As ridiculous as this may have seemed pre pandemic, now this is the new reality of the used car market.

This major increase in price can be brought back to the old law of supply and demand. According to one article from the Washington Post, the price of used cars has risen by about 30% since January of 2019, before the pandemic.

This major increase of price can’t be due to inflation alone, but is mainly because of the decrease in the availability of used cars.
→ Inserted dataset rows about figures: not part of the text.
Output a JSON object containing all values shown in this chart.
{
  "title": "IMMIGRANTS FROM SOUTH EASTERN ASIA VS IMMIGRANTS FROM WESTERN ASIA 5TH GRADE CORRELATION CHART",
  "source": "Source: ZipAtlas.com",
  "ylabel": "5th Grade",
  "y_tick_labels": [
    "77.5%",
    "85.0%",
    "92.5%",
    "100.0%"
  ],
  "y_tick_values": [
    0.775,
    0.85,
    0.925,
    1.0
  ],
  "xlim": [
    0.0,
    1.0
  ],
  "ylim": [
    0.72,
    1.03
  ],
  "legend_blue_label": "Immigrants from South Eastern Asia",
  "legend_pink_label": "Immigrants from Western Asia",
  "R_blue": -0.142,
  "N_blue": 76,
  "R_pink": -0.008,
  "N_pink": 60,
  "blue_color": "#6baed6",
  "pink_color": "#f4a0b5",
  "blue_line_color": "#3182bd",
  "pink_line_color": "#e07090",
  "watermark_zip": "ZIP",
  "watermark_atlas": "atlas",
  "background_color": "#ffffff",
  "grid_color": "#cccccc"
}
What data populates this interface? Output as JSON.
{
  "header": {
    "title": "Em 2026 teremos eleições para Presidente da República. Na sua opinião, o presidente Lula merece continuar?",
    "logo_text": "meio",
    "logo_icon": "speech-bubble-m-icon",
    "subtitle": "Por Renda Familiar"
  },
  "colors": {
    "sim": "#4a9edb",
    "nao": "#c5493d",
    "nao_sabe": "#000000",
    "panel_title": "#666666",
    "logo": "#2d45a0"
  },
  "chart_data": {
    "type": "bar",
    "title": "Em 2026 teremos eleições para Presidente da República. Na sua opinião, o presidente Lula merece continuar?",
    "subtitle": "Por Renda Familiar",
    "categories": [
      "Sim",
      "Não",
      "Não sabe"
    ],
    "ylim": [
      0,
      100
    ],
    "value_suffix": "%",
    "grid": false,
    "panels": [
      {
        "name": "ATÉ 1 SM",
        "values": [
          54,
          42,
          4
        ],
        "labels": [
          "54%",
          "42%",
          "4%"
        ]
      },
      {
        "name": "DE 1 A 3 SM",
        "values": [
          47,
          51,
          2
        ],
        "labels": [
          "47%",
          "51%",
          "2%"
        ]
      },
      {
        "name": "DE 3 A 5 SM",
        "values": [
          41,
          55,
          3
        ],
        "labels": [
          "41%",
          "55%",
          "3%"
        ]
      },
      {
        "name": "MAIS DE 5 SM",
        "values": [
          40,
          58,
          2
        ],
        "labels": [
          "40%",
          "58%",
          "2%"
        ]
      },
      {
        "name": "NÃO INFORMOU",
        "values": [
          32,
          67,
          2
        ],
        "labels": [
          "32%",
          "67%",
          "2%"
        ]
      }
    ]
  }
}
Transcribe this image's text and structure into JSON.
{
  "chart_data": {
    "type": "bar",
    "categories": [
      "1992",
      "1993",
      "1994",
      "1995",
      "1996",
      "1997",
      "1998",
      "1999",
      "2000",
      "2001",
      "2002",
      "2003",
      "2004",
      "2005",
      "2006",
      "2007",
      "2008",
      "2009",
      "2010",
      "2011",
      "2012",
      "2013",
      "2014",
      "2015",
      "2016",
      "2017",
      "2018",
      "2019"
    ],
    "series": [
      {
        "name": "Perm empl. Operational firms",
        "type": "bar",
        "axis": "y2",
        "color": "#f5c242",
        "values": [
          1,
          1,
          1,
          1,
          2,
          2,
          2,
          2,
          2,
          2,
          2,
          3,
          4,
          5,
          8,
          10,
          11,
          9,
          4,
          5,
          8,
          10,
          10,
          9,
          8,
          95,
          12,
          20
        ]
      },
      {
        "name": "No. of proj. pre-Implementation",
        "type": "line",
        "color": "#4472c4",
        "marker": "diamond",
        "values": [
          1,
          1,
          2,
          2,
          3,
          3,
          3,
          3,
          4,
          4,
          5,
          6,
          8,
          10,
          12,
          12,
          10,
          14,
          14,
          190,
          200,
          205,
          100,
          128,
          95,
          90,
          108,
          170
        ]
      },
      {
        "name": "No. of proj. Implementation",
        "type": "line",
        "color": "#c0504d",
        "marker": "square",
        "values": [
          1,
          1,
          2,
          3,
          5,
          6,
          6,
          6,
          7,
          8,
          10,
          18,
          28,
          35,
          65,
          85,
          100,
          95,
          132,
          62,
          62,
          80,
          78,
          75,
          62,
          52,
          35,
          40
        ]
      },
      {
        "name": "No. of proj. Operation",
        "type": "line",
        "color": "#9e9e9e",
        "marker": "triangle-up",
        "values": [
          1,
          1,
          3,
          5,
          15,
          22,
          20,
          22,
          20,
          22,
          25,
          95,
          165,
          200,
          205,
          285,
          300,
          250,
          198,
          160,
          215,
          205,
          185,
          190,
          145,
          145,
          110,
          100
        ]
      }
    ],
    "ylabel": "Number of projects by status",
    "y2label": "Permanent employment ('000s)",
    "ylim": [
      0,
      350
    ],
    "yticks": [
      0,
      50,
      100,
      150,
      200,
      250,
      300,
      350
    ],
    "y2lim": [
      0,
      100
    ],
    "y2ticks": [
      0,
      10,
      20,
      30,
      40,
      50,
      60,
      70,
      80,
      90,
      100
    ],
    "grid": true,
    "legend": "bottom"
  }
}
As was shown in the same article in the Washington Post, the availability of used cars started the decrease in January of 2020, the beginning of the onset of the Pandemic.

Why is there such a shortage in used cars?  Consumers have turned to used cars because of the shortage of new cars.  The new car market is down to about a third of what it used to be pre pandemic.

Another question might be why is there such a shortage of new cars being made? When the pandemic became the main global focus, most non essential industries (auto makers and chip manufacturers, among others) were shut down, ceasing the production of essential components used to produce cars, mainly microchips, causing an obvious reduction in the supply of new cars crashing in the market.

While this reduction would have been temporary, as the reopening of these industries would get the market flowing again, a problem with microchip production had been coming for a long time before the pandemic. This impending problem was only made worse by the pandemic, causing a huge deficiency of microchips for new cars, which then led most to turn to used cars and create a major demand wrecking the used car market as well.